En el ínter de mi primera y
segunda experiencia en barberías, deambulé por estéticas de todos los tamaños,
colores y estatus socio-económicos que puedan existir; y mi cabello fue cortado,
peinado y manoseado por decenas de mujeres, hombres y quimeras. No fui
consciente del maltrato físico-psicológico y del atropellamiento de género que padecíamos
los hombres en aquellos lugares. Tampoco puse mucha resistencia porque al no
tener otro punto de comparación, creí que todo debía ser de aquella manera: la
única posible. Pero siempre me resultó bastante embarazoso salir de las
estéticas apestando a esencias con aromas frutales de nombres ridículos. Nunca encontré
nada bueno que leer en las mesas de espera, sólo revistas de moda, de
maternidad o para jovencitas inseguras que incluían test ridículos y que alguna
vez intenté hacer uno por desesperación cuando esperaba a que a una señora le
hicieran un tinte de cabello. Jamás hojeé un álbum de cortes porque en su
mayoría eran sólo para mujeres o las modas eran de hace diez o veinte años. No me
gustaba ver la televisión –cuando había- porque sólo pasaban telenovelas o
películas cursis, y estaba prohibido cambiar el canal aunque en ese momento se
jugara la final de la copa del mundo. A veces la música era insoportable, y no
puedo negar que me aprendí un par de canciones por ósmosis durante el tiempo
que pasé en esos lugares. Lo peor de todo, eran los tres momentos más incómodos
-y a la vez los más importantes- de aquel ritual traumático pero necesario: explicar
el corte, el corte mismo y la revisión definitiva.

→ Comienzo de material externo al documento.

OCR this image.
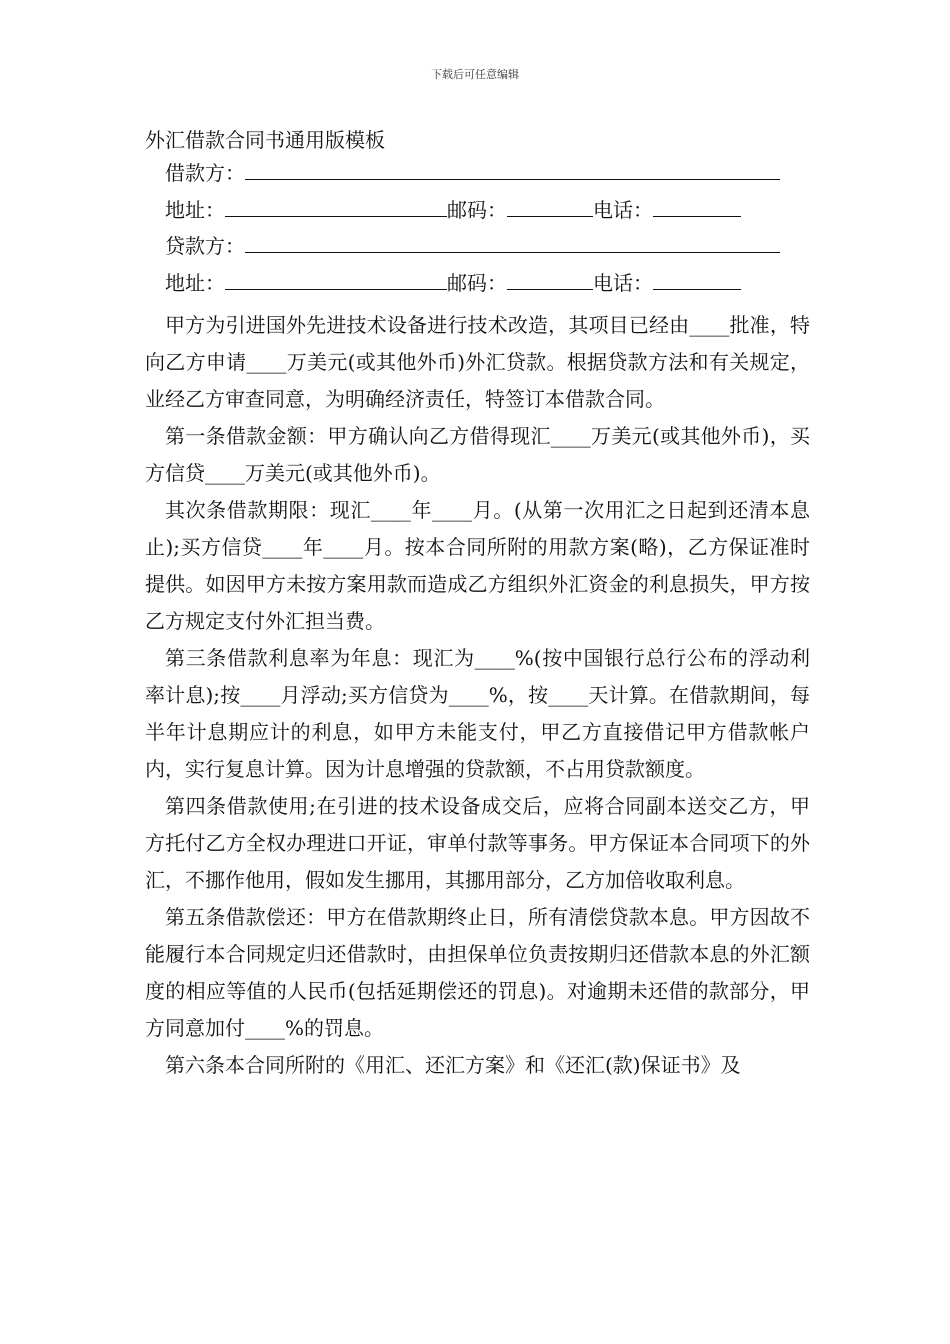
下载后可任意编辑
外汇借款合同书通用版模板
借款方：
地址：	邮码：	电话：
贷款方：
地址：	邮码：	电话：

甲方为引进国外先进技术设备进行技术改造，其项目已经由____批准，特向乙方申请____万美元(或其他外币)外汇贷款。根据贷款方法和有关规定，业经乙方审查同意，为明确经济责任，特签订本借款合同。

第一条借款金额：甲方确认向乙方借得现汇____万美元(或其他外币)，买方信贷____万美元(或其他外币)。

其次条借款期限：现汇____年____月。(从第一次用汇之日起到还清本息止);买方信贷____年____月。按本合同所附的用款方案(略)，乙方保证准时提供。如因甲方未按方案用款而造成乙方组织外汇资金的利息损失，甲方按乙方规定支付外汇担当费。

第三条借款利息率为年息：现汇为____%(按中国银行总行公布的浮动利率计息);按____月浮动;买方信贷为____%，按____天计算。在借款期间，每半年计息期应计的利息，如甲方未能支付，甲乙方直接借记甲方借款帐户内，实行复息计算。因为计息增强的贷款额，不占用贷款额度。

第四条借款使用;在引进的技术设备成交后，应将合同副本送交乙方，甲方托付乙方全权办理进口开证，审单付款等事务。甲方保证本合同项下的外汇，不挪作他用，假如发生挪用，其挪用部分，乙方加倍收取利息。

第五条借款偿还：甲方在借款期终止日，所有清偿贷款本息。甲方因故不能履行本合同规定归还借款时，由担保单位负责按期归还借款本息的外汇额度的相应等值的人民币(包括延期偿还的罚息)。对逾期未还借的款部分，甲方同意加付____%的罚息。

第六条本合同所附的《用汇、还汇方案》和《还汇(款)保证书》及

Para explicar el corte, a la
mayoría de los hombres nos faltan palabras para detallar la forma y el estilo
que queremos. Las razones son simples. Por un lado, desconocemos el argot
típico de los cortes y el mundillo del cabello, y por el otro, nos resulta
embarazoso que tanto el estilista como sus compañeros y el resto de los
clientes sepan de nuestras aspiraciones estéticas, atisben los chispazos de
vanidad que normalmente ocultamos y conozcan los intentos que hacemos por vernos
como otros hombres. Esto nos lleva a dar instrucciones incompletas o
imprecisas, que darán como resultado un corte que no es el que teníamos en
mente.
El siguiente paso es cortarlo. Si
has renunciado a la televisión, lo único que te queda es mirarte a ti mismo
durante el proceso. No importa si estas platicando con él o la estilista,
tienes que poner tus ojos en algún lado y el espejo que tienes enfrente es tu
única opción. Al principio no pasa nada y hasta tratas de ponerte al corriente
contigo mismo, pero al paso de los minutos la cosa se vuelve insoportable y no
sabes qué cara poner. Algunos estilistas se dan cuenta de esto y se apiadan de
ti apresurando el corte. Otros deciden alargarlo para ver cuánto tiempo puedes
soportar aquel martirio.
El último momento incomodo es la
revisión, cuando te muestran el resultado final y tratan de venderte la idea de
que lo que te acaban de hacer es algo sublime de la más alta peluquería; pero
como las instrucciones estaban mal desde el inicio, el corte pocas veces es lo
que se espera. Otro problema es que por obvias razones no hay forma de pegarte
el cabello que ya te cortaron y lo único que puedes hacer es ocultar tu
descontento, aceptar la situación y decir “Así está bien gracias” con la mejor
cara y el tono de voz más agradecido que tengas. Aquellos que se paran de la
silla y externan su malestar o reprueban el trabajo realizado enfrente de
todos, son héroes que no usan capa, personas fuera de serie que no tengo el
honor de conocer porque nunca he presenciado una escena como esa, pero me
bastan las anécdotas escuchadas de otras personas, que saben por alguien, que a su vez se enteraron por terceros,
que en algún universo paralelo un valiente descargó contra el estilista la
furia contenida de tantos hombres victimados.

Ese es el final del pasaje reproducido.